Melanoma in Pregnancy: Case Report and Review of the Literature

Iyabo Oyibo 1 Suchitra Rajan 2 Rajul Patel-Gadhia 3 Madeleine Adams 4 Sergey Popov 5 Tom Micic 6 Torsten Hildebrandt 1
1Paediatrics, Princess of Wales Hospital, Bridgend, Bridgend, UK
2Dermatology, Princess of Wales Hospital,Bridgend, Wales, Bridgend, UK
3Obstetrics and Gynaecology, Princess of Wales Hospital, Bridgend, Wales, Bridgend, UK
4Paediatric Oncology, University Hospital Wales, Cardiff, Cardiff, UK
5Cellular Pathology, University Hospital Wales, Cardiff, Wales, Cardiff, UK
6Radiology, Princess of Wales Hospital, Bridgend, Bridgend, UK

Cancer in pregnancy is rare with an estimated incidence of 1 per 1000 pregnancies (1). The commonest malignancies are breast cancer, cervical cancer and malignant melanoma. Although the risk of transplacental transmission is low, development of cancer in the foetus has been described particularly in malignant melanoma (2).

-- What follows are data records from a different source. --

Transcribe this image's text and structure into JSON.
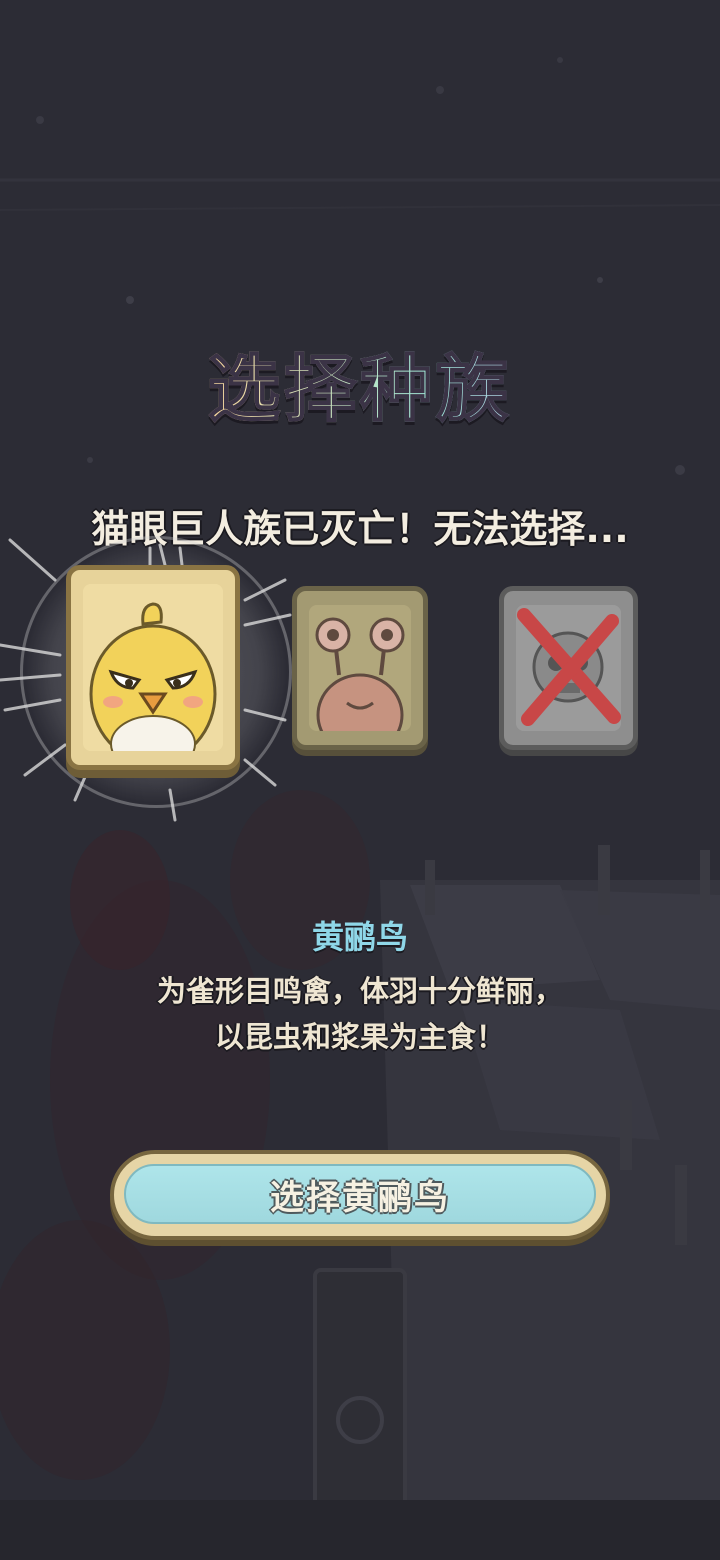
{
  "screen": {
    "title": "选择种族",
    "notice": "猫眼巨人族已灭亡！无法选择..."
  },
  "races": [
    {
      "id": "bird",
      "icon": "yellow-bird-icon",
      "state": "selected"
    },
    {
      "id": "slug",
      "icon": "snail-creature-icon",
      "state": "available"
    },
    {
      "id": "cat-eye-giant",
      "icon": "crossed-out-skull-icon",
      "state": "extinct"
    }
  ],
  "selected_race": {
    "name": "黄鹂鸟",
    "description_lines": [
      "为雀形目鸣禽，体羽十分鲜丽，",
      "以昆虫和浆果为主食！"
    ]
  },
  "confirm_button": {
    "label": "选择黄鹂鸟"
  },
  "colors": {
    "background": "#2d2d35",
    "race_name": "#8fd7e8",
    "button_fill": "#aee5ea"
  }
}
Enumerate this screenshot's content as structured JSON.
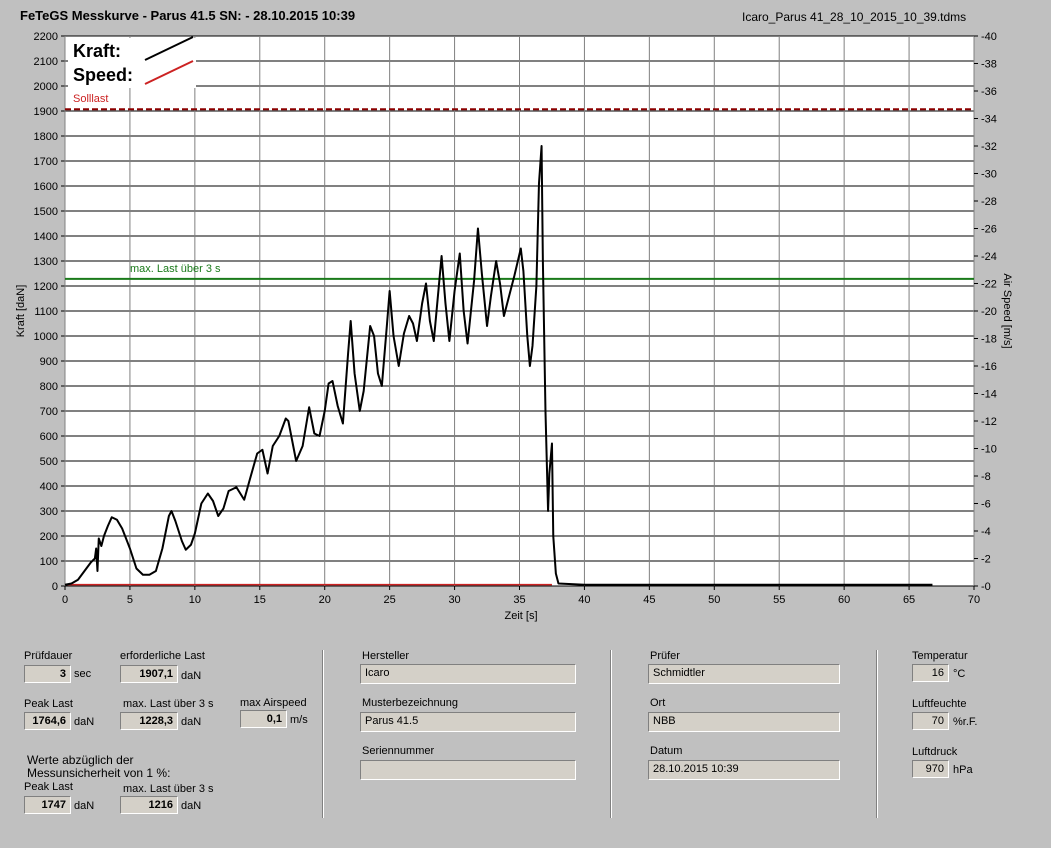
{
  "header": {
    "title": "FeTeGS Messkurve - Parus 41.5  SN:  - 28.10.2015 10:39",
    "file": "Icaro_Parus 41_28_10_2015_10_39.tdms"
  },
  "colors": {
    "kraft": "#000000",
    "speed": "#cc2222",
    "sollast": "#8b0000",
    "maxlast": "#1a7a1a",
    "plot_bg": "#ffffff",
    "panel_bg": "#c0c0c0"
  },
  "chart_data": {
    "type": "line",
    "legend": {
      "kraft": "Kraft:",
      "speed": "Speed:"
    },
    "xlabel": "Zeit [s]",
    "ylabel_left": "Kraft [daN]",
    "ylabel_right": "Air Speed [m/s]",
    "xlim": [
      0,
      70
    ],
    "ylim_left": [
      0,
      2200
    ],
    "ylim_right": [
      0,
      40
    ],
    "x_ticks": [
      "0",
      "5",
      "10",
      "15",
      "20",
      "25",
      "30",
      "35",
      "40",
      "45",
      "50",
      "55",
      "60",
      "65",
      "70"
    ],
    "y_ticks_left": [
      "0",
      "100",
      "200",
      "300",
      "400",
      "500",
      "600",
      "700",
      "800",
      "900",
      "1000",
      "1100",
      "1200",
      "1300",
      "1400",
      "1500",
      "1600",
      "1700",
      "1800",
      "1900",
      "2000",
      "2100",
      "2200"
    ],
    "y_ticks_right": [
      "0",
      "2",
      "4",
      "6",
      "8",
      "10",
      "12",
      "14",
      "16",
      "18",
      "20",
      "22",
      "24",
      "26",
      "28",
      "30",
      "32",
      "34",
      "36",
      "38",
      "40"
    ],
    "reference_lines": [
      {
        "label": "Solllast",
        "value": 1907.1,
        "style": "dashed"
      },
      {
        "label": "max. Last über  3 s",
        "value": 1228.3,
        "style": "solid"
      }
    ],
    "series": [
      {
        "name": "Kraft",
        "points": [
          [
            0,
            5
          ],
          [
            0.5,
            10
          ],
          [
            1,
            25
          ],
          [
            1.5,
            60
          ],
          [
            2,
            95
          ],
          [
            2.3,
            110
          ],
          [
            2.4,
            150
          ],
          [
            2.5,
            60
          ],
          [
            2.6,
            190
          ],
          [
            2.8,
            160
          ],
          [
            3,
            200
          ],
          [
            3.3,
            240
          ],
          [
            3.6,
            275
          ],
          [
            4,
            265
          ],
          [
            4.4,
            230
          ],
          [
            5,
            150
          ],
          [
            5.5,
            70
          ],
          [
            6,
            45
          ],
          [
            6.5,
            45
          ],
          [
            7,
            60
          ],
          [
            7.5,
            150
          ],
          [
            8,
            280
          ],
          [
            8.2,
            300
          ],
          [
            8.5,
            260
          ],
          [
            9,
            180
          ],
          [
            9.3,
            145
          ],
          [
            9.7,
            165
          ],
          [
            10,
            210
          ],
          [
            10.5,
            330
          ],
          [
            11,
            370
          ],
          [
            11.4,
            340
          ],
          [
            11.8,
            280
          ],
          [
            12.2,
            310
          ],
          [
            12.6,
            380
          ],
          [
            13.2,
            395
          ],
          [
            13.8,
            345
          ],
          [
            14.2,
            420
          ],
          [
            14.8,
            530
          ],
          [
            15.2,
            545
          ],
          [
            15.6,
            450
          ],
          [
            16,
            560
          ],
          [
            16.5,
            600
          ],
          [
            17,
            670
          ],
          [
            17.2,
            660
          ],
          [
            17.8,
            500
          ],
          [
            18.3,
            560
          ],
          [
            18.8,
            715
          ],
          [
            19.2,
            610
          ],
          [
            19.6,
            600
          ],
          [
            20,
            700
          ],
          [
            20.3,
            810
          ],
          [
            20.6,
            820
          ],
          [
            21,
            720
          ],
          [
            21.4,
            650
          ],
          [
            21.8,
            930
          ],
          [
            22,
            1060
          ],
          [
            22.3,
            850
          ],
          [
            22.7,
            700
          ],
          [
            23,
            780
          ],
          [
            23.5,
            1040
          ],
          [
            23.8,
            1000
          ],
          [
            24.1,
            850
          ],
          [
            24.4,
            800
          ],
          [
            24.8,
            1050
          ],
          [
            25,
            1180
          ],
          [
            25.3,
            1000
          ],
          [
            25.7,
            880
          ],
          [
            26.1,
            1010
          ],
          [
            26.5,
            1080
          ],
          [
            26.8,
            1050
          ],
          [
            27.1,
            980
          ],
          [
            27.5,
            1130
          ],
          [
            27.8,
            1210
          ],
          [
            28.1,
            1060
          ],
          [
            28.4,
            980
          ],
          [
            28.7,
            1150
          ],
          [
            29,
            1320
          ],
          [
            29.3,
            1130
          ],
          [
            29.6,
            980
          ],
          [
            30,
            1180
          ],
          [
            30.4,
            1330
          ],
          [
            30.7,
            1100
          ],
          [
            31,
            970
          ],
          [
            31.5,
            1220
          ],
          [
            31.8,
            1430
          ],
          [
            32.1,
            1250
          ],
          [
            32.5,
            1040
          ],
          [
            32.8,
            1160
          ],
          [
            33.2,
            1300
          ],
          [
            33.5,
            1210
          ],
          [
            33.8,
            1080
          ],
          [
            34.2,
            1160
          ],
          [
            34.6,
            1240
          ],
          [
            35.1,
            1350
          ],
          [
            35.3,
            1260
          ],
          [
            35.6,
            1000
          ],
          [
            35.8,
            880
          ],
          [
            36,
            960
          ],
          [
            36.3,
            1200
          ],
          [
            36.5,
            1610
          ],
          [
            36.7,
            1760
          ],
          [
            36.8,
            1300
          ],
          [
            37,
            700
          ],
          [
            37.2,
            300
          ],
          [
            37.3,
            450
          ],
          [
            37.5,
            570
          ],
          [
            37.6,
            200
          ],
          [
            37.8,
            50
          ],
          [
            38,
            10
          ],
          [
            40,
            5
          ],
          [
            50,
            5
          ],
          [
            60,
            5
          ],
          [
            66.8,
            5
          ]
        ]
      },
      {
        "name": "Speed",
        "points": [
          [
            0,
            0.1
          ],
          [
            37.5,
            0.1
          ]
        ]
      }
    ]
  },
  "panel": {
    "pruefdauer": {
      "label": "Prüfdauer",
      "value": "3",
      "unit": "sec"
    },
    "erforderliche_last": {
      "label": "erforderliche Last",
      "value": "1907,1",
      "unit": "daN"
    },
    "peak_last": {
      "label": "Peak Last",
      "value": "1764,6",
      "unit": "daN"
    },
    "max_last_3s": {
      "label": "max. Last über  3 s",
      "value": "1228,3",
      "unit": "daN"
    },
    "max_airspeed": {
      "label": "max Airspeed",
      "value": "0,1",
      "unit": "m/s"
    },
    "werte_note": "Werte abzüglich der\nMessunsicherheit von 1  %:",
    "peak_last_2": {
      "label": "Peak Last",
      "value": "1747",
      "unit": "daN"
    },
    "max_last_3s_2": {
      "label": "max. Last über  3 s",
      "value": "1216",
      "unit": "daN"
    },
    "hersteller": {
      "label": "Hersteller",
      "value": "Icaro"
    },
    "musterbezeichnung": {
      "label": "Musterbezeichnung",
      "value": "Parus 41.5"
    },
    "seriennummer": {
      "label": "Seriennummer",
      "value": ""
    },
    "pruefer": {
      "label": "Prüfer",
      "value": "Schmidtler"
    },
    "ort": {
      "label": "Ort",
      "value": "NBB"
    },
    "datum": {
      "label": "Datum",
      "value": "28.10.2015 10:39"
    },
    "temperatur": {
      "label": "Temperatur",
      "value": "16",
      "unit": "°C"
    },
    "luftfeuchte": {
      "label": "Luftfeuchte",
      "value": "70",
      "unit": "%r.F."
    },
    "luftdruck": {
      "label": "Luftdruck",
      "value": "970",
      "unit": "hPa"
    }
  }
}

We report a 33-year-old primigravida with stage 3 metastatic melanoma of the right axilla without evidence of distant spread, diagnosed at 24 weeks gestation following primary stage 2B melanoma 2 years earlier. Multidisciplinary planning between obstetrics, dermatology, neonatology, oncology, radiology and histopathology was initiated. Antenatal Ultrasound scans were normal. The baby was delivered by elective caesarean section at 35 weeks gestation. The placenta was examined microscopically and immunohistochemically with negative result. Clinical examination and postnatal imaging of the baby including MRI brain, ultrasound abdomen and chest X-ray were normal. A repeated abdominal ultrasound scan one month later was unremarkable.

Placental involvement has been described in 1.2% of mothers with malignant melanoma rising to 16.6% in patients with metastatic disease (3). The subsequent risk of transmission from affected placenta to foetus has been quoted at 22% (4). Without identifiable metastasis in the placenta, transmission to the foetus is very unlikely (3). There are no surveillance guidelines for the management of affected babies. Therefore an individualized, multidisciplinary approach is important. Circulating tumour DNA (ctDNA) will have an increasing role in the diagnosis and monitoring of melanoma (5). ctDNA in mother and baby perhaps will allow risk stratification and diagnosis in the future.